Keep secrets server‑side only; never expose API keys in the client
Add rate limiting (e.g. express-rate-limit) and basic auth or tokens on /api routes
Validate file types and size (shown above); consider virus scanning for public apps
Cache TTS results per post hash to avoid re‑billing
Consider the Responses API for future‑proof OpenAI calls; swap chat.completions when you’re ready

Troubleshooting

CORS in dev: use the Vite proxy as shown (don’t call http://localhost:6000 directly from the client)
Cloudinary caption is undefined: ensure the detection: 'captioning' add‑on is enabled for your account/plan
MP3 not found: verify public/ exists and the server has write permissions

Wrap‑up

You now have an image‑to‑blog pipeline with Cloudinary + OpenAI: caption → post → audio. Drop it into your content workflow to turn static visuals into dynamic marketing assets.

Repo suggestion: name it cloudinary-react-image-to-blog-ai. Add the README sections straight from this post and you’re set.

Resources

Cloudinary React SDK: @cloudinary/react, @cloudinary/url-gen
OpenAI Node SDK: openai
React Markdown: react-markdown
Dev proxy: Vite server.proxy

Top comments (1)

Cyber Safety Zone • Sep 8

This tutorial is such a clever and practical mashup—thank you for putting it together! Turning any image into a 300-word, vertical-aware blog post and offering narrated output? That’s a serious content-creation superpower.

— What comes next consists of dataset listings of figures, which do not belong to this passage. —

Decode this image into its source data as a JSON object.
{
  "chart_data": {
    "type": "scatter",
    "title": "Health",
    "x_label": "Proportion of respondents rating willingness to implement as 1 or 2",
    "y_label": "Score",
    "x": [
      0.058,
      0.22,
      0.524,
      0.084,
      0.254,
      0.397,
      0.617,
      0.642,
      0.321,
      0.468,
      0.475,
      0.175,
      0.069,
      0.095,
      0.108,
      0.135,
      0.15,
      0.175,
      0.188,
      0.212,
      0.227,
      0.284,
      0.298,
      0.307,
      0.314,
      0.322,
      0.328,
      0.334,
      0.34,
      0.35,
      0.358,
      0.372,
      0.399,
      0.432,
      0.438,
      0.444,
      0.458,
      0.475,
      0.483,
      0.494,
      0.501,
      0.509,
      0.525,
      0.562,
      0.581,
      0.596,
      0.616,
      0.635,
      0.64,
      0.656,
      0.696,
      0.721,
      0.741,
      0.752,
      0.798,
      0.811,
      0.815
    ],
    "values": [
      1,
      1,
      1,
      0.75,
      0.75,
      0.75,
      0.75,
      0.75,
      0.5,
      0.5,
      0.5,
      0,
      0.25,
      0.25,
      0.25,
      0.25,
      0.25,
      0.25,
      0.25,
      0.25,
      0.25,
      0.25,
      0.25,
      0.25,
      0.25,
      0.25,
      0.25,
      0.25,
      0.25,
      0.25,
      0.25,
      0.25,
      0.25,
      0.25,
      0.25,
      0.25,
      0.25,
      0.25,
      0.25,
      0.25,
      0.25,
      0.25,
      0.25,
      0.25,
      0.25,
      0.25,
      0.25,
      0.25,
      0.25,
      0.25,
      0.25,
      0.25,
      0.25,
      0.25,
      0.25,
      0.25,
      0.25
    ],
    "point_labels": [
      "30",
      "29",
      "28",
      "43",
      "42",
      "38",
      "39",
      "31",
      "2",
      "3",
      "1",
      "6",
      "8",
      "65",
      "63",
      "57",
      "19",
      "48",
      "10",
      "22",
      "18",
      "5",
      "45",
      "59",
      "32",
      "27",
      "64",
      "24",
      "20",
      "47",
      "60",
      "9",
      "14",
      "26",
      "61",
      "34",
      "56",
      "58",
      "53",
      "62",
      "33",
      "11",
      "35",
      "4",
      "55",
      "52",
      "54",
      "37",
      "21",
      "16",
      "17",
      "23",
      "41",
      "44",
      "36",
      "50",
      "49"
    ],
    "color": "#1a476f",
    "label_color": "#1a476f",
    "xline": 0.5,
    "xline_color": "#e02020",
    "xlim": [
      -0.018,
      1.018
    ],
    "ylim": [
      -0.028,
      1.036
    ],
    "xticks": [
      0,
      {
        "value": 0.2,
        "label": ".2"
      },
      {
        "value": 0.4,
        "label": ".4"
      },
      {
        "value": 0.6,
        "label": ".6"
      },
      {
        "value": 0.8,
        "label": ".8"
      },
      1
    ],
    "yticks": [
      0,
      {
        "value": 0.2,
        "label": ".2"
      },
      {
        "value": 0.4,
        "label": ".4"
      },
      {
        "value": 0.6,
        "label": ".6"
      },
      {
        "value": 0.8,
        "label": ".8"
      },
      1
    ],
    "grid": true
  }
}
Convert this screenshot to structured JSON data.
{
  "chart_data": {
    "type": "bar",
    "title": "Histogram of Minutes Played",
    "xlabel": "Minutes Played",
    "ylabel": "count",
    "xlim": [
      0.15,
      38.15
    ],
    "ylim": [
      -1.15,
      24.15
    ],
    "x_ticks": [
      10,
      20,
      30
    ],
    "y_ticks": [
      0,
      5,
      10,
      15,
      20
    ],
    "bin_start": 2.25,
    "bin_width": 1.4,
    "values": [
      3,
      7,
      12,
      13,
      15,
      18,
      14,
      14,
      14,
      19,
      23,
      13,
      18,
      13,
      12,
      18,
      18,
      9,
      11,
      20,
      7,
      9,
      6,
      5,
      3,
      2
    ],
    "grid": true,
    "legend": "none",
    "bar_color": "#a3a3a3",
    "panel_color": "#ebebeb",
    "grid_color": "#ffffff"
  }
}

A few things that really stood out:

"Image captioning via Cloudinary"is a smart and reliable starting point—leveraging existing AI tools to bootstrap the workflow.

The seamless "pipeline from image → caption → blog → TTS" is elegant and keeps the UX smooth for content teams.
Love how you included useful "production/security notes"—especially caching TTS results to save on API costs, rate limiting, and keeping secrets client-side only.

Thanks for leveling up our content tooling toolkit! Curious—have you explored adding *"multilingual blogging or voice support", or even letting users tweak tone/style parameters before final output?